Quantum theory of the effect of post-collision interaction on the absorption of X-ray photons by a deep atomic shell

Abstract

A fundamental problem for modern atomic physics, the theoretical description of the many-particle effects of post-collision interactions in the photoionization of deep atomic shells outside the framework of quantum-mechanical perturbation theory is considered. The analytical solution of the stationary many-particle Schrödinger equation for the non-relativistic wavefunction of the system of interacting continuous spectra of atomic states is obtained using a class of weight-functions of Cauchy–Lorentz type.

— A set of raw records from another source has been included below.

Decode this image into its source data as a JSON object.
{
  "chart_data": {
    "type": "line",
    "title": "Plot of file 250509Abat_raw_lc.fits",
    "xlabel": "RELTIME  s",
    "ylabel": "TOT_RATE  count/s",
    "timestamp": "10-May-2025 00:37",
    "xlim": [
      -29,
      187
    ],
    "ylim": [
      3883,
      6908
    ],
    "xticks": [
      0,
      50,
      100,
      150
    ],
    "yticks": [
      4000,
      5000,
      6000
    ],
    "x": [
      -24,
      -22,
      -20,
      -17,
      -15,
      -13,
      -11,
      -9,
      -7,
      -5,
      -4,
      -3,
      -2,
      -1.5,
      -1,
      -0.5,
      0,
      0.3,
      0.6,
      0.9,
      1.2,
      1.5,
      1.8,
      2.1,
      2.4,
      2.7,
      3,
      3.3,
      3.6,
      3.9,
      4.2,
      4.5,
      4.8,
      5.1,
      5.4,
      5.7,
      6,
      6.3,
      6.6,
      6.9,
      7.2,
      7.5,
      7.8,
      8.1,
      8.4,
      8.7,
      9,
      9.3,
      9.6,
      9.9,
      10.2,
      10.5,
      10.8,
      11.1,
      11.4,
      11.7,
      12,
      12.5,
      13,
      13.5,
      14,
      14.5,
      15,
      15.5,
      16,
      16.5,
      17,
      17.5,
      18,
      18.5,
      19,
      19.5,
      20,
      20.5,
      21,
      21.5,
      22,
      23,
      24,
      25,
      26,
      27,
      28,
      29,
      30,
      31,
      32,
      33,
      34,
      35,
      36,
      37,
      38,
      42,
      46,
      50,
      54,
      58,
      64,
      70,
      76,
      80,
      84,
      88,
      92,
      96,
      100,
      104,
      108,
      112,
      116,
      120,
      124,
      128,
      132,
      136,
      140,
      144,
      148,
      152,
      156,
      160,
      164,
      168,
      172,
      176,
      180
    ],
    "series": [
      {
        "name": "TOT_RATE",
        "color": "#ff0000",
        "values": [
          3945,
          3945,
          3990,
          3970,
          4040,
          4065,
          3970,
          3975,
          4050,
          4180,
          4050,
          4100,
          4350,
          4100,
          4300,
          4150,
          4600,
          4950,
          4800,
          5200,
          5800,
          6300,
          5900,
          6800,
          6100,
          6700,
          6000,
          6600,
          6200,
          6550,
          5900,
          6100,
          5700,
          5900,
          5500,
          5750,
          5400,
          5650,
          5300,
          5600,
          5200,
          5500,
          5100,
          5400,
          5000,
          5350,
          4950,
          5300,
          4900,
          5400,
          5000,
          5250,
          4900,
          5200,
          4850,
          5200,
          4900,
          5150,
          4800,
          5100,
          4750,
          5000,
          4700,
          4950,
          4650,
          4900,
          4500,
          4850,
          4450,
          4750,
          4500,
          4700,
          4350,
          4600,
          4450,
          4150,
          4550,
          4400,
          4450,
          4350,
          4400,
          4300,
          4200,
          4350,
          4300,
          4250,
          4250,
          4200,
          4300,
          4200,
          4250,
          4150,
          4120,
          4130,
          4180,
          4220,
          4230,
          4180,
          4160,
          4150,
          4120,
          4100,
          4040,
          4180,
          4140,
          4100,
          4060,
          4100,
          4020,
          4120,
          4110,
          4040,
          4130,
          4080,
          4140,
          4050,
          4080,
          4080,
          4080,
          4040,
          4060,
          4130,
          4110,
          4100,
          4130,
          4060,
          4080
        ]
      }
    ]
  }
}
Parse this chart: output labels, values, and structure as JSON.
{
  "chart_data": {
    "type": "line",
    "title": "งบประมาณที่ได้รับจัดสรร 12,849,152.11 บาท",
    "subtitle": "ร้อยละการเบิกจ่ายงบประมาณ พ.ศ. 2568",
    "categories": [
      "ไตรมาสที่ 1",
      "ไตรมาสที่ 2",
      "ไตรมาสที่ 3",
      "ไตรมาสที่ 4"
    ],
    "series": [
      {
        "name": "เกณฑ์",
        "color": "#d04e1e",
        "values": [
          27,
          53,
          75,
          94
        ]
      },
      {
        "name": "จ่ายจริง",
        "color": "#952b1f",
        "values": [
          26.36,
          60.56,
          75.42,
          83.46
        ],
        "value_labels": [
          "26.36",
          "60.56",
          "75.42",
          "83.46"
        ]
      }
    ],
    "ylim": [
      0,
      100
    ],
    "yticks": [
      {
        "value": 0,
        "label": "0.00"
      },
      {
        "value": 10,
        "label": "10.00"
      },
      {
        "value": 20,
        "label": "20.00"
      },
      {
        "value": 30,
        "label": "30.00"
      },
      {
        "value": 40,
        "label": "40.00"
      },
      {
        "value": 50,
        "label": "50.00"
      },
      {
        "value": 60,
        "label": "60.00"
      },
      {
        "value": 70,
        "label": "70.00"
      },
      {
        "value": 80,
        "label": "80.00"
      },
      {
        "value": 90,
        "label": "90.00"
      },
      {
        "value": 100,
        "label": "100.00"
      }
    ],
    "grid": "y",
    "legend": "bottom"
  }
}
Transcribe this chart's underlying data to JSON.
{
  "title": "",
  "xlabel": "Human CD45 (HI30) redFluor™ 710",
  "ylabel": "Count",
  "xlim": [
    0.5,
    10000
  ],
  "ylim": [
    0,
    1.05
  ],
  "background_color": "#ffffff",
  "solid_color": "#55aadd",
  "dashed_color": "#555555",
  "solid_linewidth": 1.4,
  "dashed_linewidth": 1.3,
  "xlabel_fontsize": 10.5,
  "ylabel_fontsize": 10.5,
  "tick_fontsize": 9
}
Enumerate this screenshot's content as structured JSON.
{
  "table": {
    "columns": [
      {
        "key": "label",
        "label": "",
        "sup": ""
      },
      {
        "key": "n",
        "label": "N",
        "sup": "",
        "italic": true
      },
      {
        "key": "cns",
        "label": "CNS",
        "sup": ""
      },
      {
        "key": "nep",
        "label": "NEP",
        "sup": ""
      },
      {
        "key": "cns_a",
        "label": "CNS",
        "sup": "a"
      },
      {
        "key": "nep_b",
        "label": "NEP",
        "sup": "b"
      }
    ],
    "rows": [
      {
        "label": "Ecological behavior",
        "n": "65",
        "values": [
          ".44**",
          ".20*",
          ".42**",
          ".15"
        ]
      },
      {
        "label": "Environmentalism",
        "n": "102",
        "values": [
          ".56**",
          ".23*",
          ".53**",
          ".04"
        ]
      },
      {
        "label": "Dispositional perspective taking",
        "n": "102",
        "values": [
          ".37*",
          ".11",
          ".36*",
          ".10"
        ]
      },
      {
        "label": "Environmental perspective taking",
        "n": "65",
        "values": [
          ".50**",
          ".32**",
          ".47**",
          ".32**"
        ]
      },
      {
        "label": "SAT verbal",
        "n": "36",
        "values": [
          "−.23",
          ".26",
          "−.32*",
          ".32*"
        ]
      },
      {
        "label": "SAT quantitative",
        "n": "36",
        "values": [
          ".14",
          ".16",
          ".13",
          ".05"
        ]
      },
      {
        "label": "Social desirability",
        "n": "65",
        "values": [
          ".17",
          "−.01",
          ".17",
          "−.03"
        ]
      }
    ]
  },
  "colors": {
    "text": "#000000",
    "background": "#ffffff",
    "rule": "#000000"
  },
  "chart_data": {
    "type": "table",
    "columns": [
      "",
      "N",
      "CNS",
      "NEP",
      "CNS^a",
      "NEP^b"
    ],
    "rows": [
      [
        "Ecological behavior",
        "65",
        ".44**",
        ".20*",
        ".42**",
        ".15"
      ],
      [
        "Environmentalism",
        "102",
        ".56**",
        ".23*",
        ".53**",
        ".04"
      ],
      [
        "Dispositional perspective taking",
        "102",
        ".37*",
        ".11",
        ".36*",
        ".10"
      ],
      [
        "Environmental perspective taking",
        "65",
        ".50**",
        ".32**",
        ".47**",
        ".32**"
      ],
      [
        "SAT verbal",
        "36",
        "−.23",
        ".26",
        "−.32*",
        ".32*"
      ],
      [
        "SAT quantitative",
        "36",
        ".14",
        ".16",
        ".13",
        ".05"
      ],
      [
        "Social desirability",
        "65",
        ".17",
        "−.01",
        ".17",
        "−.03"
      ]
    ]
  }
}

States considered are those resulting from: (i) direct photoionization of a deep shell of a free atom and (ii) Auger-decay of a deep vacancy with two (photo- and Auger-) electrons in the continuous spectrum. The solution takes into account: (a) the rearrangement of the continuum photoelectron wavefunction in the changing field of the atomic residue, and (b) the electrostatic interaction of photo- and Auger-electrons resulting from the Auger-decay of the vacancy. The corresponding analytical structure of the photoionization cross section of the deep atomic shell is derived. A generalization is proposed for: (a) two or more channels of Auger-decay of the deep vacancy, and (b) direct photoexcitation of the deep atomic shell.